Should your production build be different than your development build?

Kyle Bailey invited some criticism in his article, so I'm going to deliver it.  You can read the original article HERE, but to sum up:

"The basic idea Donald described was thus: Just because you build your application one way in Visual Studio during development, doesn't mean you need to build your releases the same way. Especially if you are using NAnt to create your releases because then you can do it however you like."

I use nant too.  But I can tell you, I do NOT make my nant build different between production, staging and development the way they're suggesting.  I point my nant build to my solution file and have everything run off that, using the <MSBUILD> task.

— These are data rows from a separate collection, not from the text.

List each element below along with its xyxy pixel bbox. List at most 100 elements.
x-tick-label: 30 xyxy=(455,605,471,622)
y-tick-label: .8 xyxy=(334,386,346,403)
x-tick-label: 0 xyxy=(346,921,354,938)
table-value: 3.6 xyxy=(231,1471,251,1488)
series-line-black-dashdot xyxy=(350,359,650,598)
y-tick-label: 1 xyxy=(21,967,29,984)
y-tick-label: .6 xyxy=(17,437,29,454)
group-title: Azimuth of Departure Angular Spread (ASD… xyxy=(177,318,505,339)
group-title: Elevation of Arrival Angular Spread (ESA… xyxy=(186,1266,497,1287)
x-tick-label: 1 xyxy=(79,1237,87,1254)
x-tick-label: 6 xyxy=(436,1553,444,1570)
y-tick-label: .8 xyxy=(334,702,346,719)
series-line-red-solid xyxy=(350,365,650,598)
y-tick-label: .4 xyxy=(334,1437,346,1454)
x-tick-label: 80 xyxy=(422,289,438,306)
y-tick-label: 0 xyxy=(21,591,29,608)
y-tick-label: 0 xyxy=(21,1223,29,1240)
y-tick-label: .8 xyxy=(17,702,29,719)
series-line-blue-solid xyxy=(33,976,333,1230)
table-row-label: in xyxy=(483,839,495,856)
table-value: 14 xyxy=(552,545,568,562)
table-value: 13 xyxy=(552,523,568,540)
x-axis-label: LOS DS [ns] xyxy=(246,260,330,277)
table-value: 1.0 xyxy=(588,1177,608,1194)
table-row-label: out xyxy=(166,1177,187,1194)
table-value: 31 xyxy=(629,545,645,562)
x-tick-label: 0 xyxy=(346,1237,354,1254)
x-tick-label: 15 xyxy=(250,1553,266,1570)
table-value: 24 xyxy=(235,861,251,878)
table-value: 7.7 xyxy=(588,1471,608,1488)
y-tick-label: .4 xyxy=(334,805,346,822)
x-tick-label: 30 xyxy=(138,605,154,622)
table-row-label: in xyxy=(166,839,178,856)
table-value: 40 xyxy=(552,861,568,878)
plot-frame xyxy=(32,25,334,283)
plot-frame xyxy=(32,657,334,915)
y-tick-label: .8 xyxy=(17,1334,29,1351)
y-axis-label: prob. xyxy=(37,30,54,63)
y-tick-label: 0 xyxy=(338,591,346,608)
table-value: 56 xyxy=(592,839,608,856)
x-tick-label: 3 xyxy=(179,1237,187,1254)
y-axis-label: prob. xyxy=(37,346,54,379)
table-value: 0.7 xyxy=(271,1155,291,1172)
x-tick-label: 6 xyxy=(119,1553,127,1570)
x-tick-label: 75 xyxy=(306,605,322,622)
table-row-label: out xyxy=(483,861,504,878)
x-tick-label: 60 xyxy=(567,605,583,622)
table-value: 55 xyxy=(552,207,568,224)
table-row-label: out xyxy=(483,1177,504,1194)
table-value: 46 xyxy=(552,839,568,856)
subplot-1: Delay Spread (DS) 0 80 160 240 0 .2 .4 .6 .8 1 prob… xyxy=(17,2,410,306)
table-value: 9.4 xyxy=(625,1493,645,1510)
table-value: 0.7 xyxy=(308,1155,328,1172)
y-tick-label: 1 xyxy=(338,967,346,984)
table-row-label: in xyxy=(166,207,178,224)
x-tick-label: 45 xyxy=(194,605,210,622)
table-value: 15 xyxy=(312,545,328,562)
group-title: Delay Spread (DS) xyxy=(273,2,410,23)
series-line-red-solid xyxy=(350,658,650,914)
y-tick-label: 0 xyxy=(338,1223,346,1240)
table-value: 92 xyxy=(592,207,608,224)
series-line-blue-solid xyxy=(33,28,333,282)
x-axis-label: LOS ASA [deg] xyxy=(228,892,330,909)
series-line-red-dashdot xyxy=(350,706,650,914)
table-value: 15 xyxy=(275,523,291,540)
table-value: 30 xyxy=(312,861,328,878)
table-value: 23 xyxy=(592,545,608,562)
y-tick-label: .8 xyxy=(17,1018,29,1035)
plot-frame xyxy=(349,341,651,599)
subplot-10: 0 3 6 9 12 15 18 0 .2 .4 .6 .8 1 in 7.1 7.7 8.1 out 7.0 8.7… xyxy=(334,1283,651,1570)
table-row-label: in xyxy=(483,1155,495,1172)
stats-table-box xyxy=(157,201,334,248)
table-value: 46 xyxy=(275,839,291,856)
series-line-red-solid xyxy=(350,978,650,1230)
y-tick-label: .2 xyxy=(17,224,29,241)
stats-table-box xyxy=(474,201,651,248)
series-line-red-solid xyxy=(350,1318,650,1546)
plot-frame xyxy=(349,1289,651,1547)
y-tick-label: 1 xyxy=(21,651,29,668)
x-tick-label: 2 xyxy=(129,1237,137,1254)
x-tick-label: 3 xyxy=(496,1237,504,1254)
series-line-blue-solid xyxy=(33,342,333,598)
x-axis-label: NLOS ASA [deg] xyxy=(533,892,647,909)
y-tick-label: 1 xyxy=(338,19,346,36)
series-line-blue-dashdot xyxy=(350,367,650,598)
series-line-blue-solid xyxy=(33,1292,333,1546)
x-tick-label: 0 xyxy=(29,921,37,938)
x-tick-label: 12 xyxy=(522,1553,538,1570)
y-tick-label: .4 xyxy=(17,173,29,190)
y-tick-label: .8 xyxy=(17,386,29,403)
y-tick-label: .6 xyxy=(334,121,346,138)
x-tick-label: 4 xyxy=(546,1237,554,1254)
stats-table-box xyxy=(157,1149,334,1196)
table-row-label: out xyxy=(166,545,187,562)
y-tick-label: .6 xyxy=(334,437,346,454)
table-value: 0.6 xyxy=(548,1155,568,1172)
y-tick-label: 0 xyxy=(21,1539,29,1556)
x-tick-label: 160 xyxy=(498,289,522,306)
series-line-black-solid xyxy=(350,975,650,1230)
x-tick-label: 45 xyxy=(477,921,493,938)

The reason I don't do this is because i've been burned by something similar to this in the past.  When i first started using vs.net 2005 and projectless websites, i started looking at the different build options and also at web deployment projects which are just friendly MSBuild wrappers.   Although I don't like projectless websites (a topic for another post perhaps) everything went more or less fine with my new VS.NET 2005 project, until I went to deploy.  Then MSBuild crapped a log.  The site wouldn't compile.

After figuring out how to get msbuild and vs.net to show me more explicit error messages other than "aspnet compiler failed' or some such ***, i found out the problem was due to 2 classes with the same name.  Under normal development circumstances using projectless websites, 2 classes (or pages) can have the same name without any problems.  This is because each page gets compiled as its own assembly.  However, when I was deploying, i wanted everything in one assembly.  This caused MS Build to fail, because 2 classes with the same name in the same assembly isn't allowed.

So i learned early on not to create any surprises for myself when it came to staging and production deployments.  Make everything as similar as possible, so you catch issues early on.

That being said, much of my problems with that had to do with projectless websites and third party code that had the duplicate classes.  I use web application projects now and I'm a lot happier.  I also use nant instead of web deployment projects, and nant is probably a lot more flexible.  But I'm still hesitant to differentiate my development and other builds because I don't want any surprises.

There's perhaps one other reason not to do what Kyle and his friend Donald are suggesting--its more work.  Remember the D.R.Y. principle?  Duplicating anything in IT is bad.    Under Kyle's methodology, It sounds like if i add a class to my vs.net solution, i then have to add it to my nant build file.  Same for including or excluding references.  This just sounds like additional maintenance pain caused by duplication. 

Sorry Hillbilly, you lost me on this one.